7. En deuxième lieu, Mme A indique avoir fait l’objet d’une surveillance excessive de son activité. Toutefois, il résulte tout d’abord de l’instruction que l’obligation de suivi administratif renforcé, auquel elle était astreinte, en particulier le renseignement de « fiches de suivi des temps détaillées par jour ou par demi-journée », découlait des obligations liées à l’octroi à la métropole d’une subvention au titre du Fonds social européen, en vertu notamment des stipulations de l’article 7.2 de la convention conclue dans ce cadre avec le département de la Seine-Maritime. De surcroît, l’intéressée n’établit pas avoir reçu de demandes excédant ce qu’imposait le respect desdites obligations, ni ne conteste sérieusement que l’ensemble des agents du service, y compris sa hiérarchie, y était soumis dans la même mesure. En outre, les demandes de celle-ci tendant à ce que Mme A fournisse des semaines-types de travail, qui concernaient d’ailleurs l’ensemble des agents du service, étaient justifiées par des considérations tenant à son organisation. Par ailleurs, fût-ce après un retard mineur et isolé, le simple rappel, par sa hiérarchie, du cadre horaire à respecter ne saurait excéder l’exercice d’un pouvoir hiérarchique normal. Il en va de même de la demande de celle-ci quant au contrôle de l’activité d’un accompagnateur placé sous sa responsabilité après identification d'« un certain nombre de parcours sans étapes ou sans rdv ». Enfin, et la métropole le concède, si c’est à tort que la supérieure hiérarchique de Mme A, qui s’en est d’ailleurs excusée, a sollicité la transmission de ses identifiants de connexion, il ne résulte pas de l’instruction que cette demande ne visait pas à permettre le contrôle pas ses soins de l’activité de l’intéressée mais à faciliter son accès à distance aux applications professionnelles.
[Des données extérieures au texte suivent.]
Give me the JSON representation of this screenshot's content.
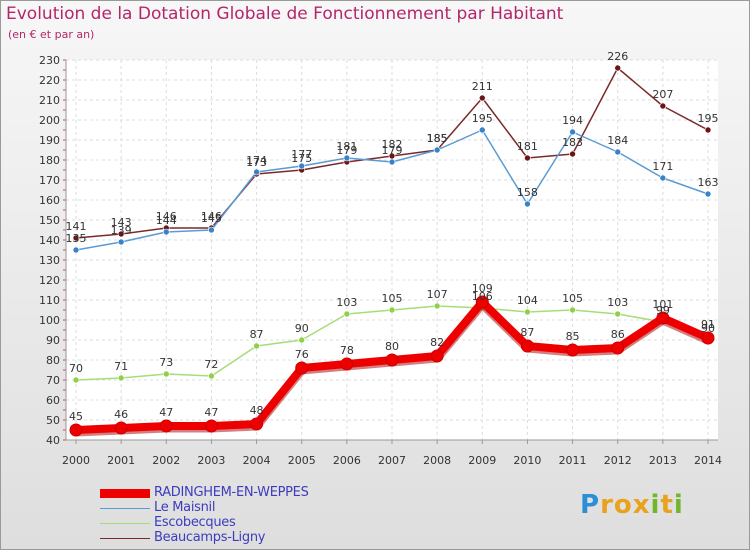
{
  "title": "Evolution de la Dotation Globale de Fonctionnement par Habitant",
  "subtitle": "(en € et par an)",
  "logo": {
    "text": "Proxiti",
    "letters": [
      "P",
      "r",
      "o",
      "x",
      "i",
      "t",
      "i"
    ],
    "colors": [
      "#2b8fd6",
      "#e8a21c",
      "#e8a21c",
      "#e8a21c",
      "#72b62c",
      "#e8a21c",
      "#72b62c"
    ]
  },
  "chart_data": {
    "type": "line",
    "title": "Evolution de la Dotation Globale de Fonctionnement par Habitant",
    "subtitle": "(en € et par an)",
    "xlabel": "",
    "ylabel": "",
    "ylim": [
      40,
      230
    ],
    "yticks": [
      40,
      50,
      60,
      70,
      80,
      90,
      100,
      110,
      120,
      130,
      140,
      150,
      160,
      170,
      180,
      190,
      200,
      210,
      220,
      230
    ],
    "grid": true,
    "legend_position": "bottom-left",
    "x": [
      "2000",
      "2001",
      "2002",
      "2003",
      "2004",
      "2005",
      "2006",
      "2007",
      "2008",
      "2009",
      "2010",
      "2011",
      "2012",
      "2013",
      "2014"
    ],
    "series": [
      {
        "name": "Beaucamps-Ligny",
        "color": "#7a2a2a",
        "dot": "#6b1515",
        "values": [
          141,
          143,
          146,
          146,
          173,
          175,
          179,
          182,
          185,
          211,
          181,
          183,
          226,
          207,
          195
        ]
      },
      {
        "name": "Le Maisnil",
        "color": "#5a9bd5",
        "dot": "#3a82c8",
        "values": [
          135,
          139,
          144,
          145,
          174,
          177,
          181,
          179,
          185,
          195,
          158,
          194,
          184,
          171,
          163
        ]
      },
      {
        "name": "Escobecques",
        "color": "#a6dc7a",
        "dot": "#8ed048",
        "values": [
          70,
          71,
          73,
          72,
          87,
          90,
          103,
          105,
          107,
          106,
          104,
          105,
          103,
          99,
          90
        ]
      },
      {
        "name": "RADINGHEM-EN-WEPPES",
        "color": "#ee0000",
        "dot": "#ee0000",
        "values": [
          45,
          46,
          47,
          47,
          48,
          76,
          78,
          80,
          82,
          109,
          87,
          85,
          86,
          101,
          91
        ]
      }
    ],
    "legend": [
      "RADINGHEM-EN-WEPPES",
      "Le Maisnil",
      "Escobecques",
      "Beaucamps-Ligny"
    ]
  }
}
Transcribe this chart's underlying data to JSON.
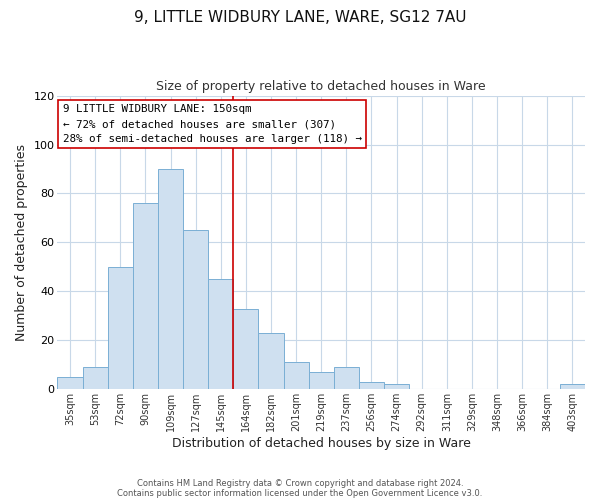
{
  "title": "9, LITTLE WIDBURY LANE, WARE, SG12 7AU",
  "subtitle": "Size of property relative to detached houses in Ware",
  "xlabel": "Distribution of detached houses by size in Ware",
  "ylabel": "Number of detached properties",
  "bar_labels": [
    "35sqm",
    "53sqm",
    "72sqm",
    "90sqm",
    "109sqm",
    "127sqm",
    "145sqm",
    "164sqm",
    "182sqm",
    "201sqm",
    "219sqm",
    "237sqm",
    "256sqm",
    "274sqm",
    "292sqm",
    "311sqm",
    "329sqm",
    "348sqm",
    "366sqm",
    "384sqm",
    "403sqm"
  ],
  "bar_values": [
    5,
    9,
    50,
    76,
    90,
    65,
    45,
    33,
    23,
    11,
    7,
    9,
    3,
    2,
    0,
    0,
    0,
    0,
    0,
    0,
    2
  ],
  "bar_color": "#cfe0f0",
  "bar_edge_color": "#7aafd4",
  "vline_index": 6,
  "vline_color": "#cc0000",
  "ylim": [
    0,
    120
  ],
  "yticks": [
    0,
    20,
    40,
    60,
    80,
    100,
    120
  ],
  "annotation_line1": "9 LITTLE WIDBURY LANE: 150sqm",
  "annotation_line2": "← 72% of detached houses are smaller (307)",
  "annotation_line3": "28% of semi-detached houses are larger (118) →",
  "footer1": "Contains HM Land Registry data © Crown copyright and database right 2024.",
  "footer2": "Contains public sector information licensed under the Open Government Licence v3.0.",
  "background_color": "#ffffff",
  "grid_color": "#c8d8e8",
  "title_fontsize": 11,
  "subtitle_fontsize": 9,
  "axis_label_fontsize": 9,
  "tick_fontsize": 7,
  "footer_fontsize": 6
}
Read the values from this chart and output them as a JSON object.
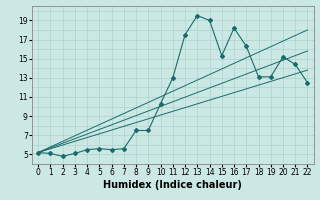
{
  "xlabel": "Humidex (Indice chaleur)",
  "x_data": [
    0,
    1,
    2,
    3,
    4,
    5,
    6,
    7,
    8,
    9,
    10,
    11,
    12,
    13,
    14,
    15,
    16,
    17,
    18,
    19,
    20,
    21,
    22
  ],
  "y_data": [
    5.2,
    5.1,
    4.8,
    5.1,
    5.5,
    5.6,
    5.5,
    5.6,
    7.5,
    7.5,
    10.3,
    13.0,
    17.5,
    19.5,
    19.0,
    15.3,
    18.2,
    16.3,
    13.1,
    13.1,
    15.2,
    14.4,
    12.5
  ],
  "bg_color": "#cce8e4",
  "line_color": "#1a6b6b",
  "grid_color": "#aad4cc",
  "xlim": [
    -0.5,
    22.5
  ],
  "ylim": [
    4.0,
    20.5
  ],
  "xticks": [
    0,
    1,
    2,
    3,
    4,
    5,
    6,
    7,
    8,
    9,
    10,
    11,
    12,
    13,
    14,
    15,
    16,
    17,
    18,
    19,
    20,
    21,
    22
  ],
  "yticks": [
    5,
    7,
    9,
    11,
    13,
    15,
    17,
    19
  ],
  "tick_fontsize": 5.5,
  "label_fontsize": 7,
  "line_starts": [
    5.2,
    5.2,
    5.2
  ],
  "line_ends": [
    13.8,
    15.8,
    18.0
  ]
}
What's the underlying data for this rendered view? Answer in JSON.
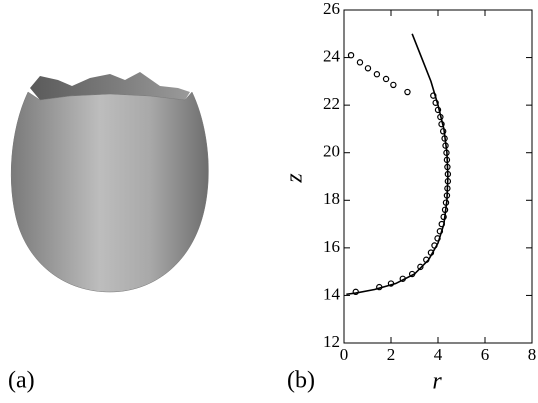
{
  "panel_labels": [
    "(a)",
    "(b)"
  ],
  "chart_data": {
    "type": "line",
    "xlabel": "r",
    "ylabel": "z",
    "xlim": [
      0,
      8
    ],
    "ylim": [
      12,
      26
    ],
    "xticks": [
      0,
      2,
      4,
      6,
      8
    ],
    "yticks": [
      12,
      14,
      16,
      18,
      20,
      22,
      24,
      26
    ],
    "series": [
      {
        "type": "line",
        "color": "#000000",
        "x": [
          2.9,
          3.3,
          3.7,
          4.0,
          4.25,
          4.38,
          4.42,
          4.38,
          4.25,
          4.0,
          3.6,
          3.0,
          2.2,
          1.3,
          0.5,
          0.1
        ],
        "y": [
          25,
          24,
          23,
          22,
          21,
          20,
          19,
          18,
          17,
          16.2,
          15.5,
          14.9,
          14.5,
          14.25,
          14.1,
          14.05
        ]
      },
      {
        "type": "scatter",
        "color": "#000000",
        "x": [
          0.3,
          0.68,
          1.02,
          1.4,
          1.79,
          2.1,
          2.7,
          3.8,
          3.9,
          4.0,
          4.1,
          4.15,
          4.22,
          4.28,
          4.32,
          4.36,
          4.38,
          4.4,
          4.42,
          4.42,
          4.4,
          4.38,
          4.34,
          4.3,
          4.24,
          4.16,
          4.08,
          3.98,
          3.85,
          3.7,
          3.5,
          3.25,
          2.9,
          2.5,
          2.0,
          1.5,
          0.5
        ],
        "y": [
          24.1,
          23.8,
          23.55,
          23.3,
          23.1,
          22.85,
          22.55,
          22.4,
          22.1,
          21.8,
          21.5,
          21.2,
          20.9,
          20.6,
          20.3,
          20.0,
          19.7,
          19.4,
          19.1,
          18.8,
          18.5,
          18.2,
          17.9,
          17.6,
          17.3,
          17.0,
          16.7,
          16.4,
          16.1,
          15.8,
          15.5,
          15.2,
          14.9,
          14.7,
          14.5,
          14.35,
          14.15
        ]
      }
    ]
  }
}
8. En troisième lieu, Mme A allègue avoir fait l’objet d’une délégitimation de la part de sa hiérarchie dans son rôle d’encadrante. Toutefois, il ne résulte tout d’abord pas de l’instruction qu’il lui incombait de statuer sur la demande de changement de cycle d’une accompagnatrice placée sous sa responsabilité. S’il n’est pas contesté par la métropole que Mme A n’a pas été informée du changement de poste de celle-ci, une telle omission, si elle révèle un dysfonctionnement dans la communication au sein du service, ne procède pas de l’entreprise de délégitimation alléguée. Il en va enfin de même de la réévaluation de la prime d’un accompagnateur, alors en outre que la métropole indique en défense, sans être sérieusement contestée, que la hiérarchie de l’agent en cause, nouvellement recruté, « a souhaité se montrer bienveillante » à son égard, au regard de son « sens de l’intérêt général » et que celui-ci n’a pas été informé de cet arbitrage en sa faveur.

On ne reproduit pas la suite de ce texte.